Ketika larva sudah berusia seminggu lebih atau pada saat ukurannya mulai membesar, maka pakan yang diberikan pun sudah berbeda. Umumnya, makanan yang diberikan antara lain ikan kecil, pellet, jentik nyamuk, kutu air, dan lain sebagainya. Anda bisa menyesuaikan pakan dengan tempat pembesaran ikan, karena ditakutkan akan membuat kualitas air menjadi turun.

Sebaiknya, Anda tidak meletakkan ikan dengan jumlah besar pada tempat yang terbatas. Hal ini akan menyebabkan pertumbuhan ikan hias yang Anda miliki menjadi terbatasi atau terhambat. Anda bisa memisahkan antara ikan hias yang ukurannya besar atau kecil, agar pertumbuhannya lebih baik. Setelah semakin besar, Anda bisa memisahkan antara anakan jantan dan juga betina.

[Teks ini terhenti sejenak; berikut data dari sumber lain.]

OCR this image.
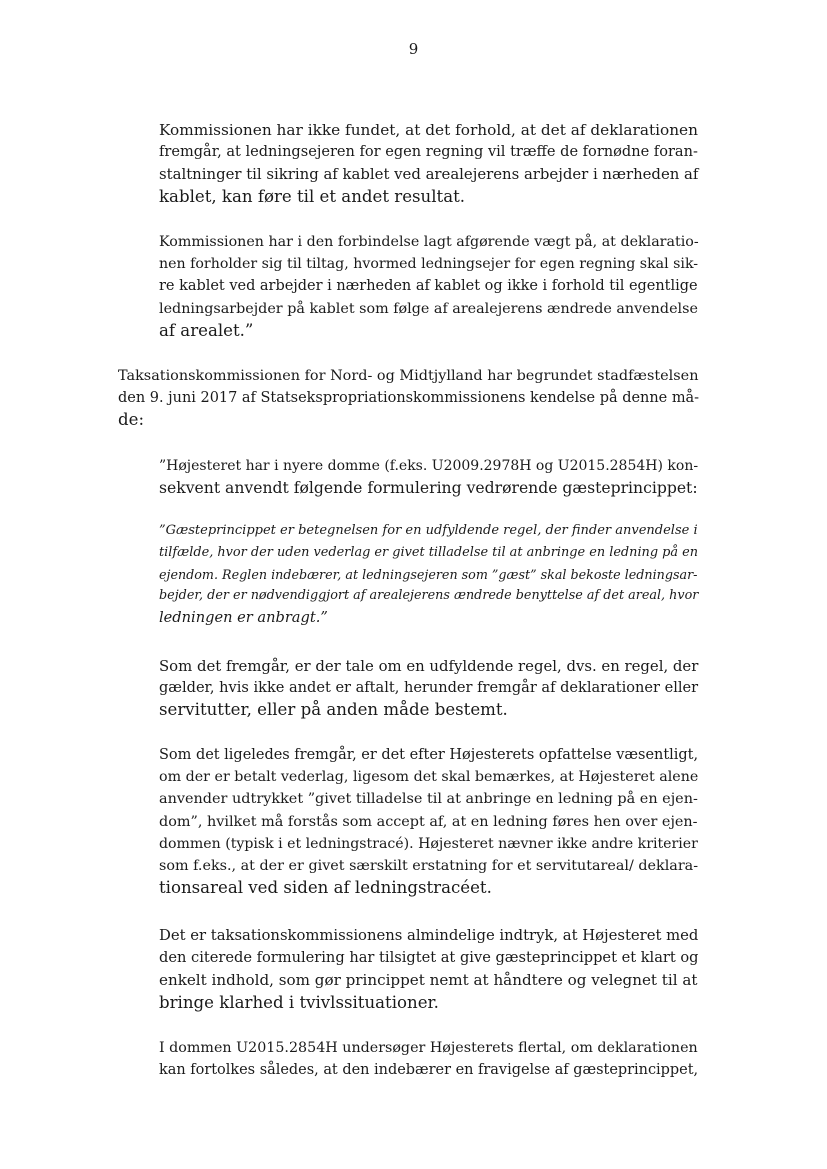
9

Kommissionen har ikke fundet, at det forhold, at det af deklarationen
fremgår, at ledningsejeren for egen regning vil træffe de fornødne foran-
staltninger til sikring af kablet ved arealejerens arbejder i nærheden af
kablet, kan føre til et andet resultat.

Kommissionen har i den forbindelse lagt afgørende vægt på, at deklaratio-
nen forholder sig til tiltag, hvormed ledningsejer for egen regning skal sik-
re kablet ved arbejder i nærheden af kablet og ikke i forhold til egentlige
ledningsarbejder på kablet som følge af arealejerens ændrede anvendelse
af arealet.”

Taksationskommissionen for Nord- og Midtjylland har begrundet stadfæstelsen
den 9. juni 2017 af Statsekspropriationskommissionens kendelse på denne må-
de:

”Højesteret har i nyere domme (f.eks. U2009.2978H og U2015.2854H) kon-
sekvent anvendt følgende formulering vedrørende gæsteprincippet:

”Gæsteprincippet er betegnelsen for en udfyldende regel, der finder anvendelse i
tilfælde, hvor der uden vederlag er givet tilladelse til at anbringe en ledning på en
ejendom. Reglen indebærer, at ledningsejeren som ”gæst” skal bekoste ledningsar-
bejder, der er nødvendiggjort af arealejerens ændrede benyttelse af det areal, hvor
ledningen er anbragt.”

Som det fremgår, er der tale om en udfyldende regel, dvs. en regel, der
gælder, hvis ikke andet er aftalt, herunder fremgår af deklarationer eller
servitutter, eller på anden måde bestemt.

Som det ligeledes fremgår, er det efter Højesterets opfattelse væsentligt,
om der er betalt vederlag, ligesom det skal bemærkes, at Højesteret alene
anvender udtrykket ”givet tilladelse til at anbringe en ledning på en ejen-
dom”, hvilket må forstås som accept af, at en ledning føres hen over ejen-
dommen (typisk i et ledningstracé). Højesteret nævner ikke andre kriterier
som f.eks., at der er givet særskilt erstatning for et servitutareal/ deklara-
tionsareal ved siden af ledningstracéet.

Det er taksationskommissionens almindelige indtryk, at Højesteret med
den citerede formulering har tilsigtet at give gæsteprincippet et klart og
enkelt indhold, som gør princippet nemt at håndtere og velegnet til at
bringe klarhed i tvivlssituationer.

I dommen U2015.2854H undersøger Højesterets flertal, om deklarationen
kan fortolkes således, at den indebærer en fravigelse af gæsteprincippet,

  1. Waspadai Hama dan Penyakit Ikan Hias

Jika ingin budidaya Ikan Hias Anda berhasil, maka Anda tidak boleh meremehkan hal yang satu ini. Umumnya, jenis yang menyerang ikan hias dapat berupa parasit dan non parasit. Contoh penyakit karena adanya parasit adalah cacing, jamur, bakteri, protozoa, dan lain sebagainya yang menyerang organ-organ ikan itu sendiri.

Sedangkan, penyakit yang bukan dari parasit adalah penyakit yang berasal dari eksternal ikan atau lingkungan. Maka dari itu, Anda harus senantiasa menjaga kebersihan air dan juga wadah tempat budidaya, agar ikan terhindar dari penyakit. Jangan pula memberi makanan yang berlebihan atau sembarangan kepada ikan hias Anda.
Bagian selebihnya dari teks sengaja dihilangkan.